DP World seeks more than $210m from Djibouti

Dubai's DP World - one of the world's largest port operators - is seeking $210.2 million in damages from the government of Djibouti in an ongoing legal battle over port concession rights.

That figure comes from documents related to the dispute, seen by Reuters.

DP World has been locked in a dispute with Djibouti since 2012.

It centers on DP World's concession to operate the Doraleh Container Terminal - located along key trade routes at the southern entrance to the Red Sea.

Djibouti seized the terminal from state-owned DP World in 2018 citing a failure to resolve the six-year contractual dispute.

DP World Chairman Sultan Ahmed bin Sulayem has previously called that "really illegal".
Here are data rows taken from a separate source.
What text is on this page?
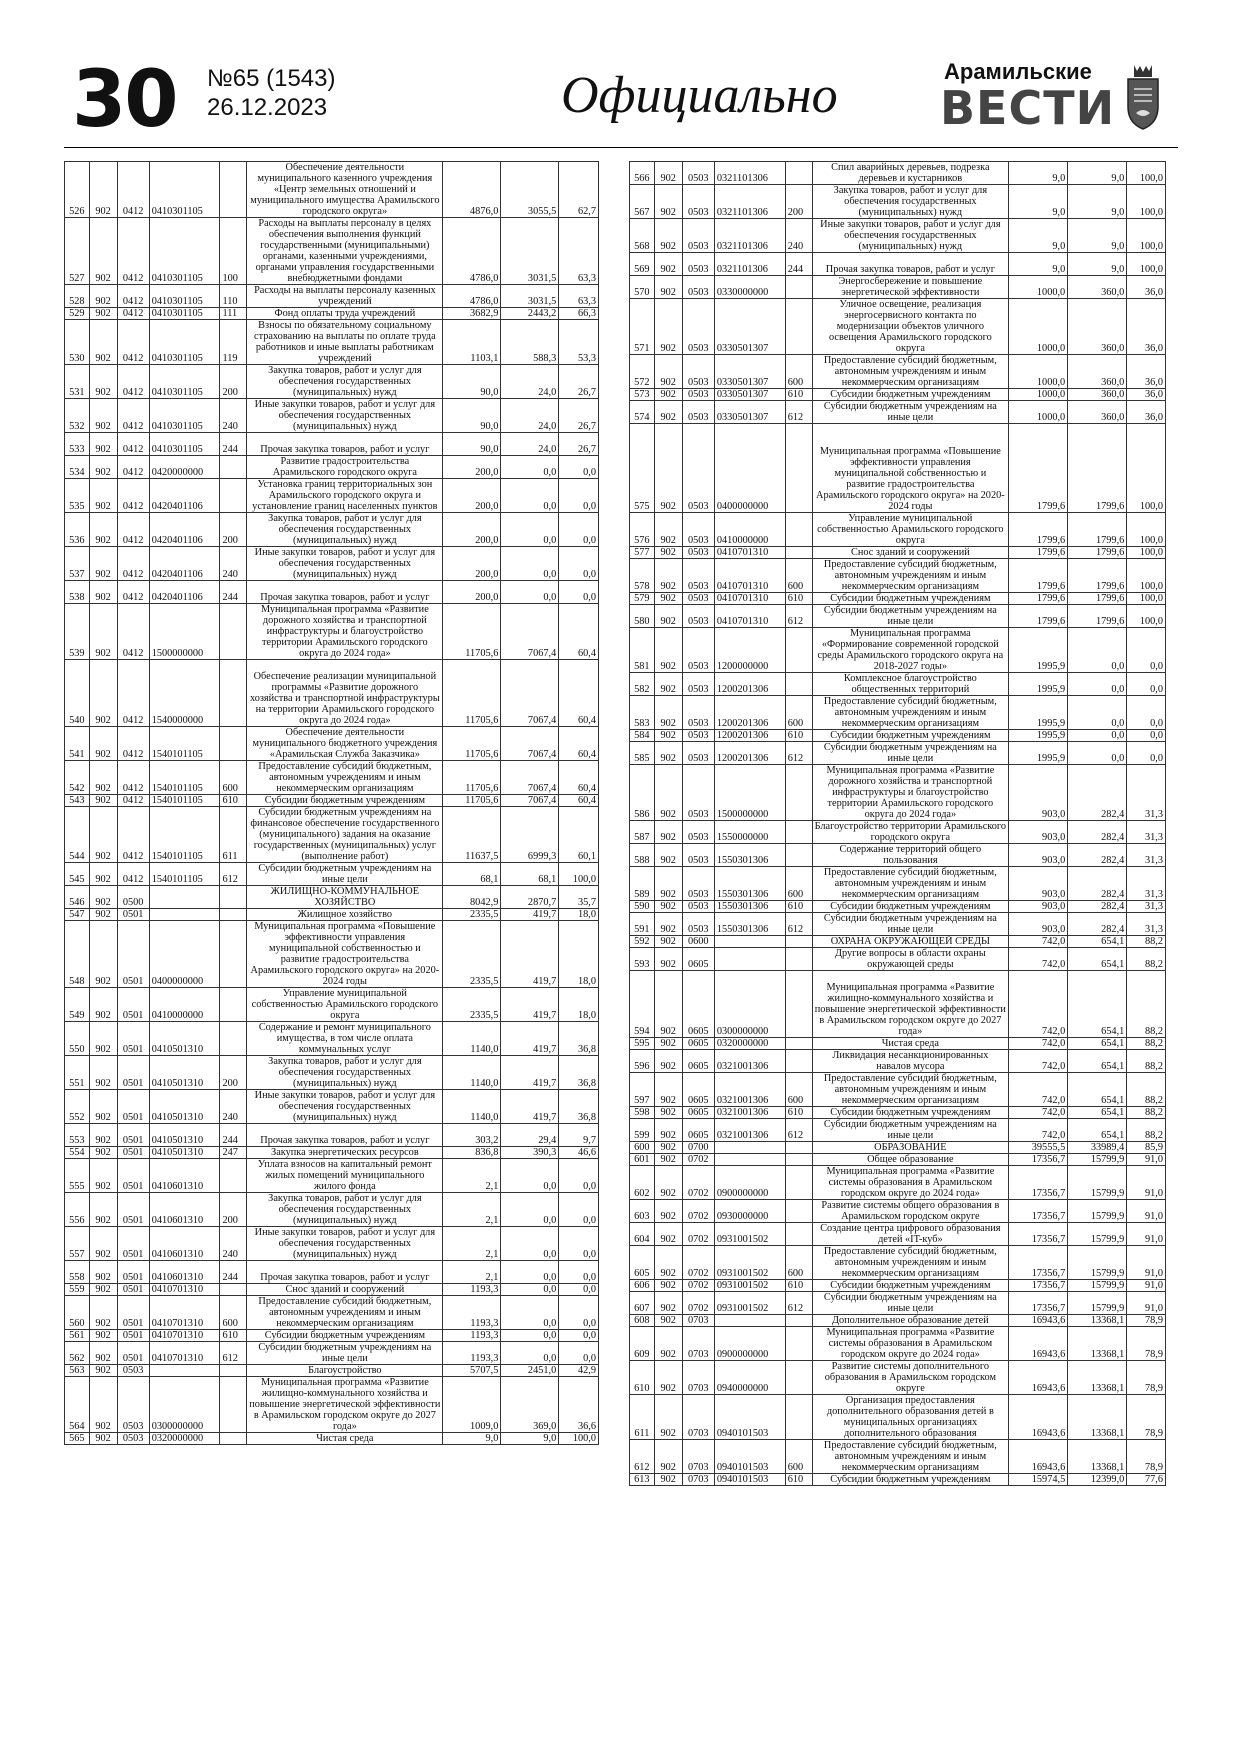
30 №65 (1543)
26.12.2023	Официально	Арамильские
ВЕСТИ
526	902	0412	0410301105		Обеспечение деятельности муниципального казенного учреждения «Центр земельных отношений и муниципального имущества Арамильского городского округа»	4876,0	3055,5	62,7
527	902	0412	0410301105	100	Расходы на выплаты персоналу в целях обеспечения выполнения функций государственными (муниципальными) органами, казенными учреждениями, органами управления государственными внебюджетными фондами	4786,0	3031,5	63,3
528	902	0412	0410301105	110	Расходы на выплаты персоналу казенных учреждений	4786,0	3031,5	63,3
529	902	0412	0410301105	111	Фонд оплаты труда учреждений	3682,9	2443,2	66,3
530	902	0412	0410301105	119	Взносы по обязательному социальному страхованию на выплаты по оплате труда работников и иные выплаты работникам учреждений	1103,1	588,3	53,3
531	902	0412	0410301105	200	Закупка товаров, работ и услуг для обеспечения государственных (муниципальных) нужд	90,0	24,0	26,7
532	902	0412	0410301105	240	Иные закупки товаров, работ и услуг для обеспечения государственных (муниципальных) нужд	90,0	24,0	26,7
533	902	0412	0410301105	244	Прочая закупка товаров, работ и услуг	90,0	24,0	26,7
534	902	0412	0420000000		Развитие градостроительства Арамильского городского округа	200,0	0,0	0,0
535	902	0412	0420401106		Установка границ территориальных зон Арамильского городского округа и установление границ населенных пунктов	200,0	0,0	0,0
536	902	0412	0420401106	200	Закупка товаров, работ и услуг для обеспечения государственных (муниципальных) нужд	200,0	0,0	0,0
537	902	0412	0420401106	240	Иные закупки товаров, работ и услуг для обеспечения государственных (муниципальных) нужд	200,0	0,0	0,0
538	902	0412	0420401106	244	Прочая закупка товаров, работ и услуг	200,0	0,0	0,0
539	902	0412	1500000000		Муниципальная программа «Развитие дорожного хозяйства и транспортной инфраструктуры и благоустройство территории Арамильского городского округа до 2024 года»	11705,6	7067,4	60,4
540	902	0412	1540000000		Обеспечение реализации муниципальной программы «Развитие дорожного хозяйства и транспортной инфраструктуры на территории Арамильского городского округа до 2024 года»	11705,6	7067,4	60,4
541	902	0412	1540101105		Обеспечение деятельности муниципального бюджетного учреждения «Арамильская Служба Заказчика»	11705,6	7067,4	60,4
542	902	0412	1540101105	600	Предоставление субсидий бюджетным, автономным учреждениям и иным некоммерческим организациям	11705,6	7067,4	60,4
543	902	0412	1540101105	610	Субсидии бюджетным учреждениям	11705,6	7067,4	60,4
544	902	0412	1540101105	611	Субсидии бюджетным учреждениям на финансовое обеспечение государственного (муниципального) задания на оказание государственных (муниципальных) услуг (выполнение работ)	11637,5	6999,3	60,1
545	902	0412	1540101105	612	Субсидии бюджетным учреждениям на иные цели	68,1	68,1	100,0
546	902	0500			ЖИЛИЩНО-КОММУНАЛЬНОЕ ХОЗЯЙСТВО	8042,9	2870,7	35,7
547	902	0501			Жилищное хозяйство	2335,5	419,7	18,0
548	902	0501	0400000000		Муниципальная программа «Повышение эффективности управления муниципальной собственностью и развитие градостроительства Арамильского городского округа» на 2020-2024 годы	2335,5	419,7	18,0
549	902	0501	0410000000		Управление муниципальной собственностью Арамильского городского округа	2335,5	419,7	18,0
550	902	0501	0410501310		Содержание и ремонт муниципального имущества, в том числе оплата коммунальных услуг	1140,0	419,7	36,8
551	902	0501	0410501310	200	Закупка товаров, работ и услуг для обеспечения государственных (муниципальных) нужд	1140,0	419,7	36,8
552	902	0501	0410501310	240	Иные закупки товаров, работ и услуг для обеспечения государственных (муниципальных) нужд	1140,0	419,7	36,8
553	902	0501	0410501310	244	Прочая закупка товаров, работ и услуг	303,2	29,4	9,7
554	902	0501	0410501310	247	Закупка энергетических ресурсов	836,8	390,3	46,6
555	902	0501	0410601310		Уплата взносов на капитальный ремонт жилых помещений муниципального жилого фонда	2,1	0,0	0,0
556	902	0501	0410601310	200	Закупка товаров, работ и услуг для обеспечения государственных (муниципальных) нужд	2,1	0,0	0,0
557	902	0501	0410601310	240	Иные закупки товаров, работ и услуг для обеспечения государственных (муниципальных) нужд	2,1	0,0	0,0
558	902	0501	0410601310	244	Прочая закупка товаров, работ и услуг	2,1	0,0	0,0
559	902	0501	0410701310		Снос зданий и сооружений	1193,3	0,0	0,0
560	902	0501	0410701310	600	Предоставление субсидий бюджетным, автономным учреждениям и иным некоммерческим организациям	1193,3	0,0	0,0
561	902	0501	0410701310	610	Субсидии бюджетным учреждениям	1193,3	0,0	0,0
562	902	0501	0410701310	612	Субсидии бюджетным учреждениям на иные цели	1193,3	0,0	0,0
563	902	0503			Благоустройство	5707,5	2451,0	42,9
564	902	0503	0300000000		Муниципальная программа «Развитие жилищно-коммунального хозяйства и повышение энергетической эффективности в Арамильском городском округе до 2027 года»	1009,0	369,0	36,6
565	902	0503	0320000000		Чистая среда	9,0	9,0	100,0
566	902	0503	0321101306		Спил аварийных деревьев, подрезка деревьев и кустарников	9,0	9,0	100,0
567	902	0503	0321101306	200	Закупка товаров, работ и услуг для обеспечения государственных (муниципальных) нужд	9,0	9,0	100,0
568	902	0503	0321101306	240	Иные закупки товаров, работ и услуг для обеспечения государственных (муниципальных) нужд	9,0	9,0	100,0
569	902	0503	0321101306	244	Прочая закупка товаров, работ и услуг	9,0	9,0	100,0
570	902	0503	0330000000		Энергосбережение и повышение энергетической эффективности	1000,0	360,0	36,0
571	902	0503	0330501307		Уличное освещение, реализация энергосервисного контакта по модернизации объектов уличного освещения Арамильского городского округа	1000,0	360,0	36,0
572	902	0503	0330501307	600	Предоставление субсидий бюджетным, автономным учреждениям и иным некоммерческим организациям	1000,0	360,0	36,0
573	902	0503	0330501307	610	Субсидии бюджетным учреждениям	1000,0	360,0	36,0
574	902	0503	0330501307	612	Субсидии бюджетным учреждениям на иные цели	1000,0	360,0	36,0
575	902	0503	0400000000		Муниципальная программа «Повышение эффективности управления муниципальной собственностью и развитие градостроительства Арамильского городского округа» на 2020-2024 годы	1799,6	1799,6	100,0
576	902	0503	0410000000		Управление муниципальной собственностью Арамильского городского округа	1799,6	1799,6	100,0
577	902	0503	0410701310		Снос зданий и сооружений	1799,6	1799,6	100,0
578	902	0503	0410701310	600	Предоставление субсидий бюджетным, автономным учреждениям и иным некоммерческим организациям	1799,6	1799,6	100,0
579	902	0503	0410701310	610	Субсидии бюджетным учреждениям	1799,6	1799,6	100,0
580	902	0503	0410701310	612	Субсидии бюджетным учреждениям на иные цели	1799,6	1799,6	100,0
581	902	0503	1200000000		Муниципальная программа «Формирование современной городской среды Арамильского городского округа на 2018-2027 годы»	1995,9	0,0	0,0
582	902	0503	1200201306		Комплексное благоустройство общественных территорий	1995,9	0,0	0,0
583	902	0503	1200201306	600	Предоставление субсидий бюджетным, автономным учреждениям и иным некоммерческим организациям	1995,9	0,0	0,0
584	902	0503	1200201306	610	Субсидии бюджетным учреждениям	1995,9	0,0	0,0
585	902	0503	1200201306	612	Субсидии бюджетным учреждениям на иные цели	1995,9	0,0	0,0
586	902	0503	1500000000		Муниципальная программа «Развитие дорожного хозяйства и транспортной инфраструктуры и благоустройство территории Арамильского городского округа до 2024 года»	903,0	282,4	31,3
587	902	0503	1550000000		Благоустройство территории Арамильского городского округа	903,0	282,4	31,3
588	902	0503	1550301306		Содержание территорий общего пользования	903,0	282,4	31,3
589	902	0503	1550301306	600	Предоставление субсидий бюджетным, автономным учреждениям и иным некоммерческим организациям	903,0	282,4	31,3
590	902	0503	1550301306	610	Субсидии бюджетным учреждениям	903,0	282,4	31,3
591	902	0503	1550301306	612	Субсидии бюджетным учреждениям на иные цели	903,0	282,4	31,3
592	902	0600			ОХРАНА ОКРУЖАЮЩЕЙ СРЕДЫ	742,0	654,1	88,2
593	902	0605			Другие вопросы в области охраны окружающей среды	742,0	654,1	88,2
594	902	0605	0300000000		Муниципальная программа «Развитие жилищно-коммунального хозяйства и повышение энергетической эффективности в Арамильском городском округе до 2027 года»	742,0	654,1	88,2
595	902	0605	0320000000		Чистая среда	742,0	654,1	88,2
596	902	0605	0321001306		Ликвидация несанкционированных навалов мусора	742,0	654,1	88,2
597	902	0605	0321001306	600	Предоставление субсидий бюджетным, автономным учреждениям и иным некоммерческим организациям	742,0	654,1	88,2
598	902	0605	0321001306	610	Субсидии бюджетным учреждениям	742,0	654,1	88,2
599	902	0605	0321001306	612	Субсидии бюджетным учреждениям на иные цели	742,0	654,1	88,2
600	902	0700			ОБРАЗОВАНИЕ	39555,5	33989,4	85,9
601	902	0702			Общее образование	17356,7	15799,9	91,0
602	902	0702	0900000000		Муниципальная программа «Развитие системы образования в Арамильском городском округе до 2024 года»	17356,7	15799,9	91,0
603	902	0702	0930000000		Развитие системы общего образования в Арамильском городском округе	17356,7	15799,9	91,0
604	902	0702	0931001502		Создание центра цифрового образования детей «IT-куб»	17356,7	15799,9	91,0
605	902	0702	0931001502	600	Предоставление субсидий бюджетным, автономным учреждениям и иным некоммерческим организациям	17356,7	15799,9	91,0
606	902	0702	0931001502	610	Субсидии бюджетным учреждениям	17356,7	15799,9	91,0
607	902	0702	0931001502	612	Субсидии бюджетным учреждениям на иные цели	17356,7	15799,9	91,0
608	902	0703			Дополнительное образование детей	16943,6	13368,1	78,9
609	902	0703	0900000000		Муниципальная программа «Развитие системы образования в Арамильском городском округе до 2024 года»	16943,6	13368,1	78,9
610	902	0703	0940000000		Развитие системы дополнительного образования в Арамильском городском округе	16943,6	13368,1	78,9
611	902	0703	0940101503		Организация предоставления дополнительного образования детей в муниципальных организациях дополнительного образования	16943,6	13368,1	78,9
612	902	0703	0940101503	600	Предоставление субсидий бюджетным, автономным учреждениям и иным некоммерческим организациям	16943,6	13368,1	78,9
613	902	0703	0940101503	610	Субсидии бюджетным учреждениям	15974,5	12399,0	77,6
In 2018 the London Court of International Arbitration ruled that the concession was legal and binding, and ordered it to be restored.

DP World is now seeking damages for the estimated loss of revenue and management fees from 2018 to March 31 this year through the same court, documents showed.

It's also seeking to restore the concession.

DP World said it remained the legal holder of the concession.

Alexis Mohammed, chief advisor to Djibouti's President Ismail Omar Guelleh, said DP World was free to begin proceedings but that Djibouti had made its position clear and that "in our view, the matter is settled".

Video Transcript

- Dubai's DP World-- one of the world's largest port operators-- is seeking $210.2 in damages from the government of Djibouti on an ongoing legal battle over port concession rights.

That figure comes from documents related to the dispute, seen by Reuters.

DP World has been locked in a dispute with Djibouti since 2012. It centers on DP World's concession to operate the Doraleh Container Terminal, located along key trade routes at the southern entrance to the Red Sea.

Djibouti seized the terminal from state-owned DP World in 2018, citing a failure to resolve the six-year contractual dispute.

DP World Chairman Sultan Ahmed bin Sulayem has previously called that "really illegal."

AHMED BIN SULAYEM: What Djibouti did hurt Djibouti and hurt Africa more than us.

- In 2018, the London Court of International Arbitration ruled that the concession was legal and binding, and ordered it to be restored.

DP World is now seeking damages for the estimated loss of revenue and management fees from 2018 to March 31st this year through the same court, documents showed. It's also seeking to restore the concession.

DP World said it remained the legal holder of the concession.

Alexis Mohammed, chief advisor to Djibouti's President Ismail Omar Guelleh, said DP World was free to begin proceedings but that Djibouti had made its position clear and that "in our view, the matter is settled."